Aba stopped at the door that said:
Twelfth President of the People’s Republic of Africa
She opened it and found herself in a stimulation of the President’s Office. She wore a pair of goggles which had been arranged on a table close to the door. It was the middle of a meeting with world leaders. Aba recognised the then President of the United States.
“Wouldn’t you ruin our relationship with the other countries if you don’t let us settle our debts?” The Minister for Foreign Affairs was murmuring to the President of Africa when her gaze averted in his direction. She smiled.

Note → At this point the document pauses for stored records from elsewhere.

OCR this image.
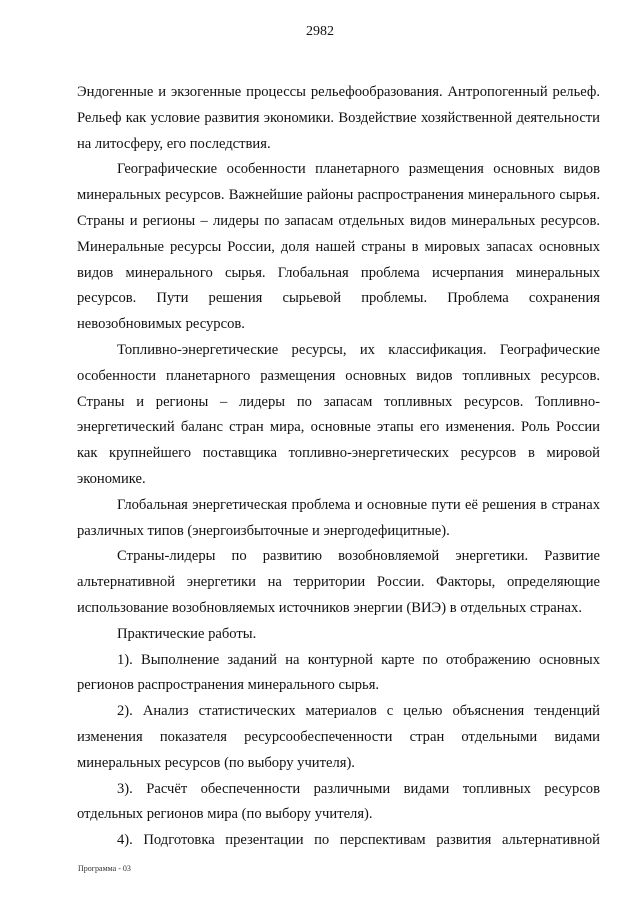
2982

Эндогенные и экзогенные процессы рельефообразования. Антропогенный рельеф. Рельеф как условие развития экономики. Воздействие хозяйственной деятельности на литосферу, его последствия.

Географические особенности планетарного размещения основных видов минеральных ресурсов. Важнейшие районы распространения минерального сырья. Страны и регионы – лидеры по запасам отдельных видов минеральных ресурсов. Минеральные ресурсы России, доля нашей страны в мировых запасах основных видов минерального сырья. Глобальная проблема исчерпания минеральных ресурсов. Пути решения сырьевой проблемы. Проблема сохранения невозобновимых ресурсов.

Топливно-энергетические ресурсы, их классификация. Географические особенности планетарного размещения основных видов топливных ресурсов. Страны и регионы – лидеры по запасам топливных ресурсов. Топливно-энергетический баланс стран мира, основные этапы его изменения. Роль России как крупнейшего поставщика топливно-энергетических ресурсов в мировой экономике.

Глобальная энергетическая проблема и основные пути её решения в странах различных типов (энергоизбыточные и энергодефицитные).

Страны-лидеры по развитию возобновляемой энергетики. Развитие альтернативной энергетики на территории России. Факторы, определяющие использование возобновляемых источников энергии (ВИЭ) в отдельных странах.

Практические работы.

1). Выполнение заданий на контурной карте по отображению основных регионов распространения минерального сырья.

2). Анализ статистических материалов с целью объяснения тенденций изменения показателя ресурсообеспеченности стран отдельными видами минеральных ресурсов (по выбору учителя).

3). Расчёт обеспеченности различными видами топливных ресурсов отдельных регионов мира (по выбору учителя).

4). Подготовка презентации по перспективам развития альтернативной

Программа - 03
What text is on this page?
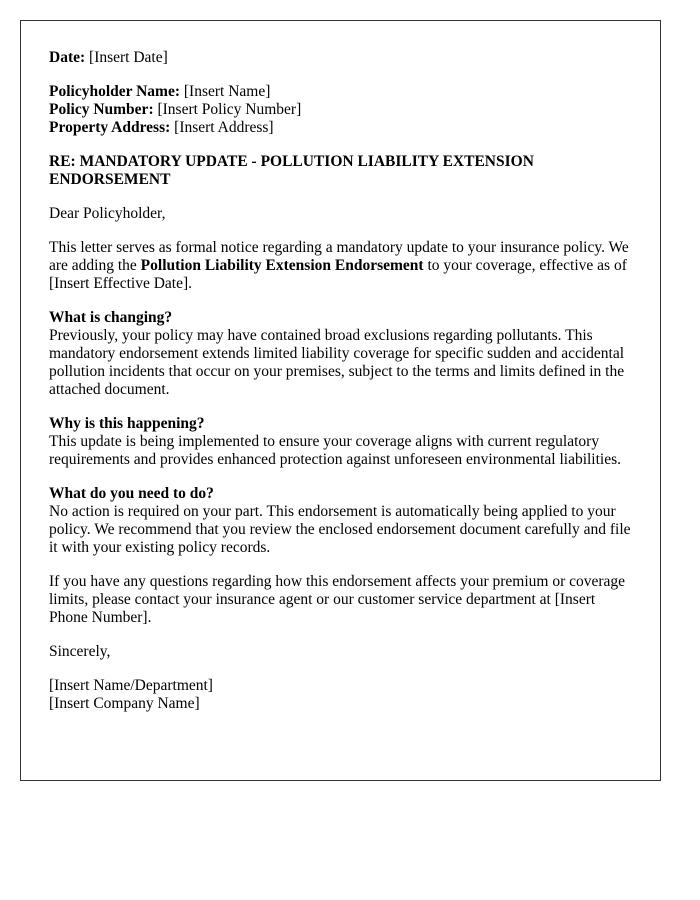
Date: [Insert Date]

Policyholder Name: [Insert Name]
Policy Number: [Insert Policy Number]
Property Address: [Insert Address]

RE: MANDATORY UPDATE - POLLUTION LIABILITY EXTENSION ENDORSEMENT

Dear Policyholder,

This letter serves as formal notice regarding a mandatory update to your insurance policy. We are adding the Pollution Liability Extension Endorsement to your coverage, effective as of [Insert Effective Date].

What is changing?
Previously, your policy may have contained broad exclusions regarding pollutants. This mandatory endorsement extends limited liability coverage for specific sudden and accidental pollution incidents that occur on your premises, subject to the terms and limits defined in the attached document.

Why is this happening?
This update is being implemented to ensure your coverage aligns with current regulatory requirements and provides enhanced protection against unforeseen environmental liabilities.

What do you need to do?
No action is required on your part. This endorsement is automatically being applied to your policy. We recommend that you review the enclosed endorsement document carefully and file it with your existing policy records.

If you have any questions regarding how this endorsement affects your premium or coverage limits, please contact your insurance agent or our customer service department at [Insert Phone Number].

Sincerely,

[Insert Name/Department]
[Insert Company Name]
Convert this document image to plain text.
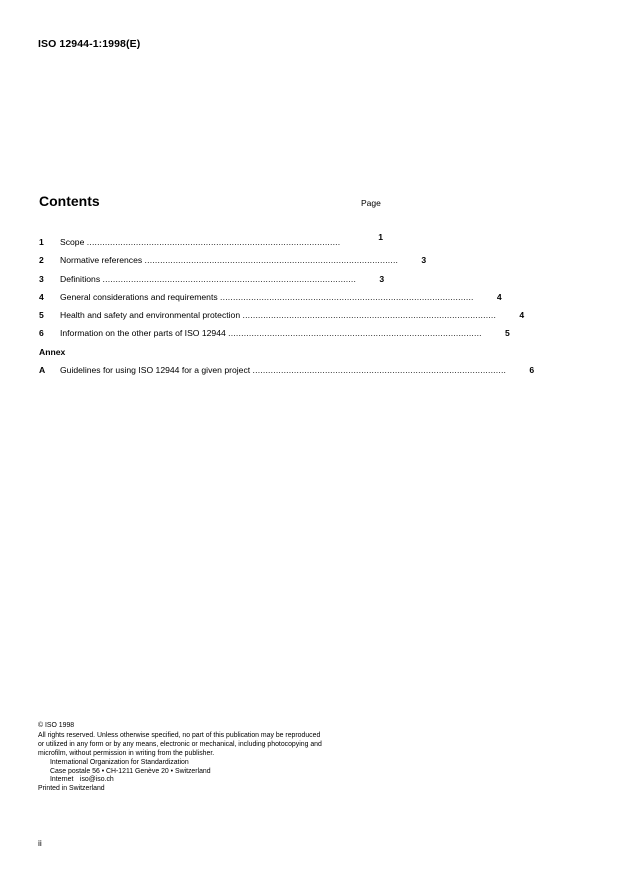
ISO 12944-1:1998(E)
Contents	Page
1	Scope ..................................................................................................	1
2	Normative references ..................................................................................................	3
3	Definitions ..................................................................................................	3
4	General considerations and requirements ..................................................................................................	4
5	Health and safety and environmental protection ..................................................................................................	4
6	Information on the other parts of ISO 12944 ..................................................................................................	5
Annex
A	Guidelines for using ISO 12944 for a given project ..................................................................................................	6
© ISO 1998
All rights reserved. Unless otherwise specified, no part of this publication may be reproduced
or utilized in any form or by any means, electronic or mechanical, including photocopying and
microfilm, without permission in writing from the publisher.
International Organization for Standardization
Case postale 56 • CH-1211 Genève 20 • Switzerland
Internet iso@iso.ch
Printed in Switzerland
ii
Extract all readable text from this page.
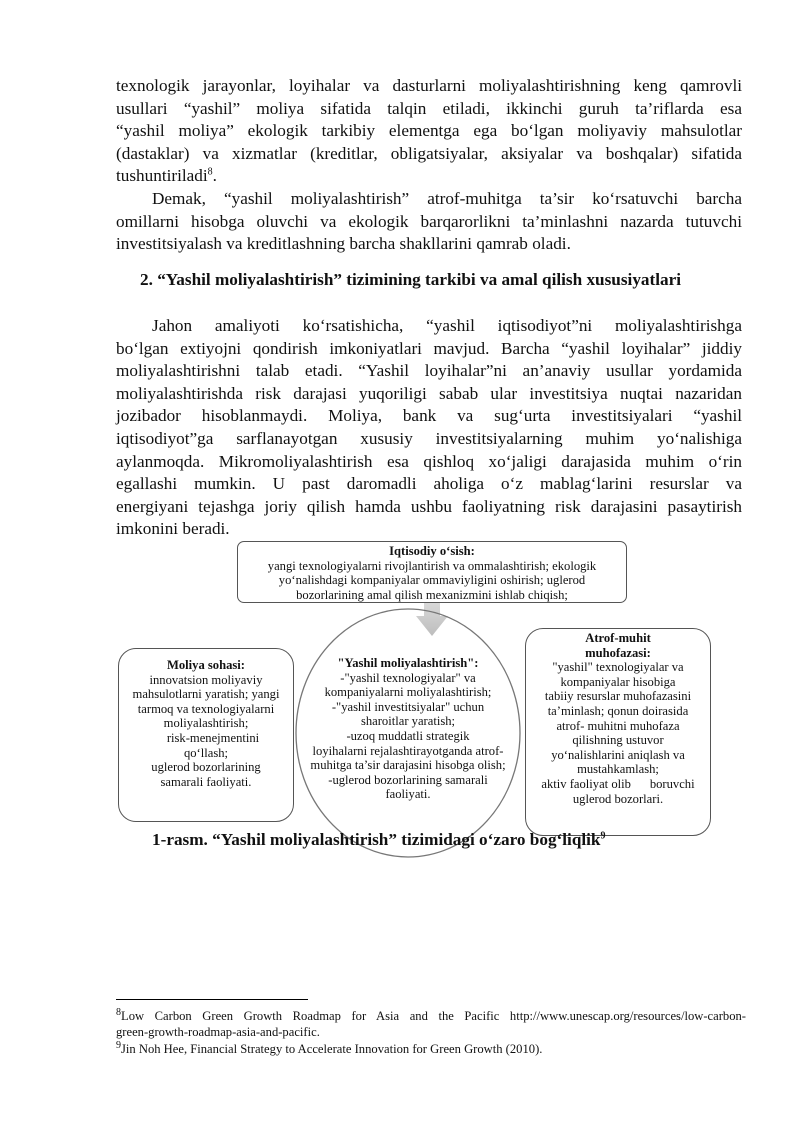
texnologik jarayonlar, loyihalar va dasturlarni moliyalashtirishning keng qamrovli
usullari “yashil” moliya sifatida talqin etiladi, ikkinchi guruh ta’riflarda esa
“yashil moliya” ekologik tarkibiy elementga ega bo‘lgan moliyaviy mahsulotlar
(dastaklar) va xizmatlar (kreditlar, obligatsiyalar, aksiyalar va boshqalar) sifatida
tushuntiriladi$^8$.
Demak, “yashil moliyalashtirish” atrof-muhitga ta’sir ko‘rsatuvchi barcha
omillarni hisobga oluvchi va ekologik barqarorlikni ta’minlashni nazarda tutuvchi
investitsiyalash va kreditlashning barcha shakllarini qamrab oladi.

2. “Yashil moliyalashtirish” tizimining tarkibi va amal qilish xususiyatlari

Jahon amaliyoti ko‘rsatishicha, “yashil iqtisodiyot”ni moliyalashtirishga
bo‘lgan extiyojni qondirish imkoniyatlari mavjud. Barcha “yashil loyihalar” jiddiy
moliyalashtirishni talab etadi. “Yashil loyihalar”ni an’anaviy usullar yordamida
moliyalashtirishda risk darajasi yuqoriligi sabab ular investitsiya nuqtai nazaridan
jozibador hisoblanmaydi. Moliya, bank va sug‘urta investitsiyalari “yashil
iqtisodiyot”ga sarflanayotgan xususiy investitsiyalarning muhim yo‘nalishiga
aylanmoqda. Mikromoliyalashtirish esa qishloq xo‘jaligi darajasida muhim o‘rin
egallashi mumkin. U past daromadli aholiga o‘z mablag‘larini resurslar va
energiyani tejashga joriy qilish hamda ushbu faoliyatning risk darajasini pasaytirish
imkonini beradi.
Iqtisodiy o‘sish:
yangi texnologiyalarni rivojlantirish va ommalashtirish; ekologik
yo‘nalishdagi kompaniyalar ommaviyligini oshirish; uglerod
bozorlarining amal qilish mexanizmini ishlab chiqish;
Moliya sohasi:
innovatsion moliyaviy
mahsulotlarni yaratish; yangi
tarmoq va texnologiyalarni
moliyalashtirish;
risk-menejmentini
qo‘llash;
uglerod bozorlarining
samarali faoliyati.
"Yashil moliyalashtirish":
-"yashil texnologiyalar" va
kompaniyalarni moliyalashtirish;
-"yashil investitsiyalar" uchun
sharoitlar yaratish;
-uzoq muddatli strategik
loyihalarni rejalashtirayotganda atrof-
muhitga ta’sir darajasini hisobga olish;
-uglerod bozorlarining samarali
faoliyati.
Atrof-muhit
muhofazasi:
"yashil" texnologiyalar va
kompaniyalar hisobiga
tabiiy resurslar muhofazasini
ta’minlash; qonun doirasida
atrof- muhitni muhofaza
qilishning ustuvor
yo‘nalishlarini aniqlash va
mustahkamlash;
aktiv faoliyat olib      boruvchi
uglerod bozorlari.

1-rasm. “Yashil moliyalashtirish” tizimidagi o‘zaro bog‘liqlik$^9$

$^8$Low Carbon Green Growth Roadmap for Asia and the Pacific http://www.unescap.org/resources/low-carbon-
green-growth-roadmap-asia-and-pacific.
$^9$Jin Noh Hee, Financial Strategy to Accelerate Innovation for Green Growth (2010).
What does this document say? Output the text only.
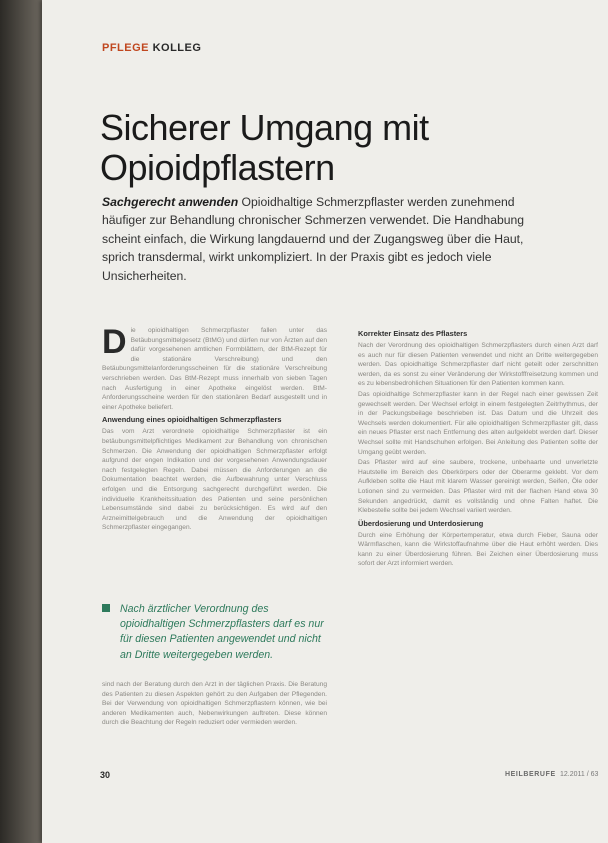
PFLEGE KOLLEG
Sicherer Umgang mit
Opioidpflastern

Sachgerecht anwenden Opioidhaltige Schmerzpflaster werden zunehmend häufiger zur Behandlung chronischer Schmerzen verwendet. Die Handhabung scheint einfach, die Wirkung langdauernd und der Zugangsweg über die Haut, sprich transdermal, wirkt unkompliziert. In der Praxis gibt es jedoch viele Unsicherheiten.

D ie opioidhaltigen Schmerzpflaster fallen unter das Betäubungsmittelgesetz (BtMG) und dürfen nur von Ärzten auf den dafür vorgesehenen amtlichen Formblättern, der BtM-Rezept für die stationäre Verschreibung) und den Betäubungsmittelanforderungsscheinen für die stationäre Verschreibung verschrieben werden. Das BtM-Rezept muss innerhalb von sieben Tagen nach Ausfertigung in einer Apotheke eingelöst werden. BtM-Anforderungsscheine werden für den stationären Bedarf ausgestellt und in einer Apotheke beliefert.

Anwendung eines opioidhaltigen Schmerzpflasters

Das vom Arzt verordnete opioidhaltige Schmerzpflaster ist ein betäubungsmittelpflichtiges Medikament zur Behandlung von chronischen Schmerzen. Die Anwendung der opioidhaltigen Schmerzpflaster erfolgt aufgrund der engen Indikation und der vorgesehenen Anwendungsdauer nach festgelegten Regeln. Dabei müssen die Anforderungen an die Dokumentation beachtet werden, die Aufbewahrung unter Verschluss erfolgen und die Entsorgung sachgerecht durchgeführt werden. Die individuelle Krankheitssituation des Patienten und seine persönlichen Lebensumstände sind dabei zu berücksichtigen. Es wird auf den Arzneimittelgebrauch und die Anwendung der opioidhaltigen Schmerzpflaster eingegangen.

Nach ärztlicher Verordnung des opioidhaltigen Schmerzpflasters darf es nur für diesen Patienten angewendet und nicht an Dritte weitergegeben werden.

sind nach der Beratung durch den Arzt in der täglichen Praxis. Die Beratung des Patienten zu diesen Aspekten gehört zu den Aufgaben der Pflegenden. Bei der Verwendung von opioidhaltigen Schmerzpflastern können, wie bei anderen Medikamenten auch, Nebenwirkungen auftreten. Diese können durch die Beachtung der Regeln reduziert oder vermieden werden.

Korrekter Einsatz des Pflasters

Nach der Verordnung des opioidhaltigen Schmerzpflasters durch einen Arzt darf es auch nur für diesen Patienten verwendet und nicht an Dritte weitergegeben werden. Das opioidhaltige Schmerzpflaster darf nicht geteilt oder zerschnitten werden, da es sonst zu einer Veränderung der Wirkstofffreisetzung kommen und es zu lebensbedrohlichen Situationen für den Patienten kommen kann.

Das opioidhaltige Schmerzpflaster kann in der Regel nach einer gewissen Zeit gewechselt werden. Der Wechsel erfolgt in einem festgelegten Zeitrhythmus, der in der Packungsbeilage beschrieben ist. Das Datum und die Uhrzeit des Wechsels werden dokumentiert. Für alle opioidhaltigen Schmerzpflaster gilt, dass ein neues Pflaster erst nach Entfernung des alten aufgeklebt werden darf. Dieser Wechsel sollte mit Handschuhen erfolgen. Bei Anleitung des Patienten sollte der Umgang geübt werden.

Das Pflaster wird auf eine saubere, trockene, unbehaarte und unverletzte Hautstelle im Bereich des Oberkörpers oder der Oberarme geklebt. Vor dem Aufkleben sollte die Haut mit klarem Wasser gereinigt werden, Seifen, Öle oder Lotionen sind zu vermeiden. Das Pflaster wird mit der flachen Hand etwa 30 Sekunden angedrückt, damit es vollständig und ohne Falten haftet. Die Klebestelle sollte bei jedem Wechsel variiert werden.

Überdosierung und Unterdosierung

Durch eine Erhöhung der Körpertemperatur, etwa durch Fieber, Sauna oder Wärmflaschen, kann die Wirkstoffaufnahme über die Haut erhöht werden. Dies kann zu einer Überdosierung führen. Bei Zeichen einer Überdosierung muss sofort der Arzt informiert werden.

30	HEILBERUFE 12.2011 / 63
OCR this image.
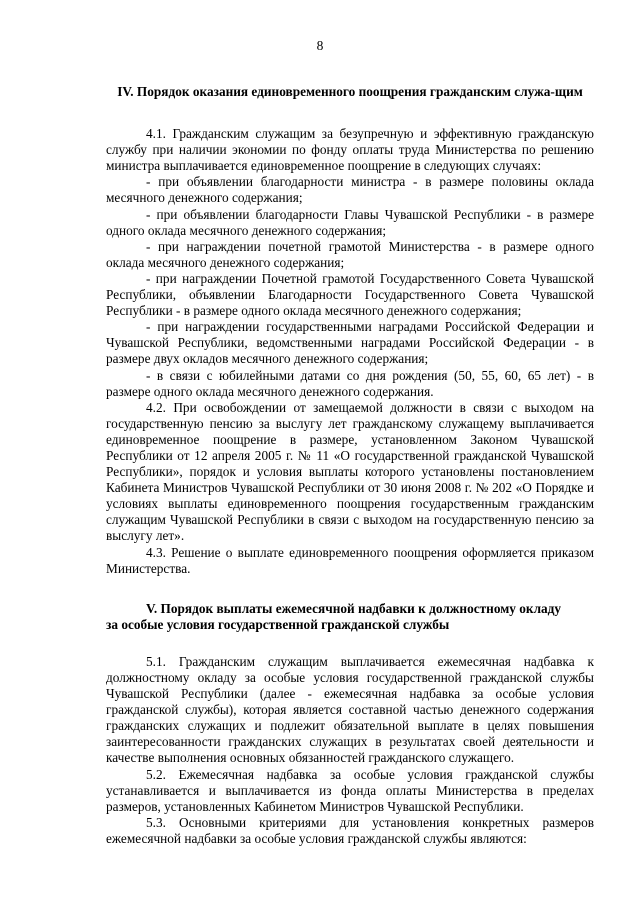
8
IV. Порядок оказания единовременного поощрения гражданским служа-щим

4.1. Гражданским служащим за безупречную и эффективную гражданскую службу при наличии экономии по фонду оплаты труда Министерства по решению министра выплачивается единовременное поощрение в следующих случаях:

- при объявлении благодарности министра - в размере половины оклада месячного денежного содержания;

- при объявлении благодарности Главы Чувашской Республики - в размере одного оклада месячного денежного содержания;

- при награждении почетной грамотой Министерства - в размере одного оклада месячного денежного содержания;

- при награждении Почетной грамотой Государственного Совета Чувашской Республики, объявлении Благодарности Государственного Совета Чувашской Республики - в размере одного оклада месячного денежного содержания;

- при награждении государственными наградами Российской Федерации и Чувашской Республики, ведомственными наградами Российской Федерации - в размере двух окладов месячного денежного содержания;

- в связи с юбилейными датами со дня рождения (50, 55, 60, 65 лет) - в размере одного оклада месячного денежного содержания.

4.2. При освобождении от замещаемой должности в связи с выходом на государственную пенсию за выслугу лет гражданскому служащему выплачивается единовременное поощрение в размере, установленном Законом Чувашской Республики от 12 апреля 2005 г. № 11 «О государственной гражданской Чувашской Республики», порядок и условия выплаты которого установлены постановлением Кабинета Министров Чувашской Республики от 30 июня 2008 г. № 202 «О Порядке и условиях выплаты единовременного поощрения государственным гражданским служащим Чувашской Республики в связи с выходом на государственную пенсию за выслугу лет».

4.3. Решение о выплате единовременного поощрения оформляется приказом Министерства.

V. Порядок выплаты ежемесячной надбавки к должностному окладу
за особые условия государственной гражданской службы

5.1. Гражданским служащим выплачивается ежемесячная надбавка к должностному окладу за особые условия государственной гражданской службы Чувашской Республики (далее - ежемесячная надбавка за особые условия гражданской службы), которая является составной частью денежного содержания гражданских служащих и подлежит обязательной выплате в целях повышения заинтересованности гражданских служащих в результатах своей деятельности и качестве выполнения основных обязанностей гражданского служащего.

5.2. Ежемесячная надбавка за особые условия гражданской службы устанавливается и выплачивается из фонда оплаты Министерства в пределах размеров, установленных Кабинетом Министров Чувашской Республики.

5.3. Основными критериями для установления конкретных размеров ежемесячной надбавки за особые условия гражданской службы являются:
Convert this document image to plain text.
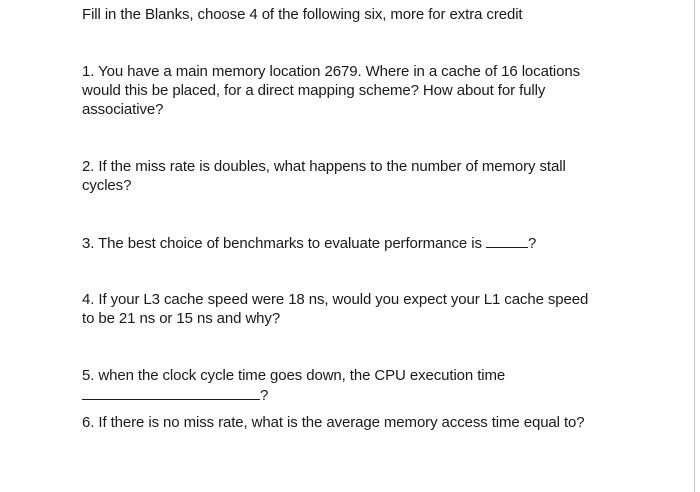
Fill in the Blanks, choose 4 of the following six, more for extra credit
1. You have a main memory location 2679. Where in a cache of 16 locations
would this be placed, for a direct mapping scheme? How about for fully
associative?
2. If the miss rate is doubles, what happens to the number of memory stall
cycles?
3. The best choice of benchmarks to evaluate performance is	?
4. If your L3 cache speed were 18 ns, would you expect your L1 cache speed
to be 21 ns or 15 ns and why?
5. when the clock cycle time goes down, the CPU execution time
?
6. If there is no miss rate, what is the average memory access time equal to?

“Africa, kindly reconsider your decision. The grace period is over. You need to settle the debt or else we would not be able to run.”
“We would pay back on one condition.” The President of Africa responded. From the screen before Aba, she could see the President of America exhale and relax in his seat.
“Name it,” Great Britain responded.
“Pay for the resources you looted from our land; the years of slavery you subjected my people to; restore the time we lost serving you as slaves.”
“But Africa . . .” Great Britain was evidently uncomfortable in his seat.
“If you cannot do that, we, the People’s Republic of Africa, shall not pay back the loans you gave us. Your terms were evidently not favourable. Back then, we were desperate. Not so anymore.”
The stimulation ended and Aba left the room. “Whoa!” She thought out loud. She was clearly enchanted.
Aba walked back to the hologram. “I am inspired. You did so much as such a young age!”
“And you can do much more than I did,” the hologram encouraged her.
* * *
Somewhere far away from the hustle and bustle of flying cars, skyscrapers and city lights, a woman who knew she had made her mark in the moulding of the People’s Republic of Africa, when she was president almost half a century ago, sips her freshly pressed juice of citrus from the valleys of the southern part of the country.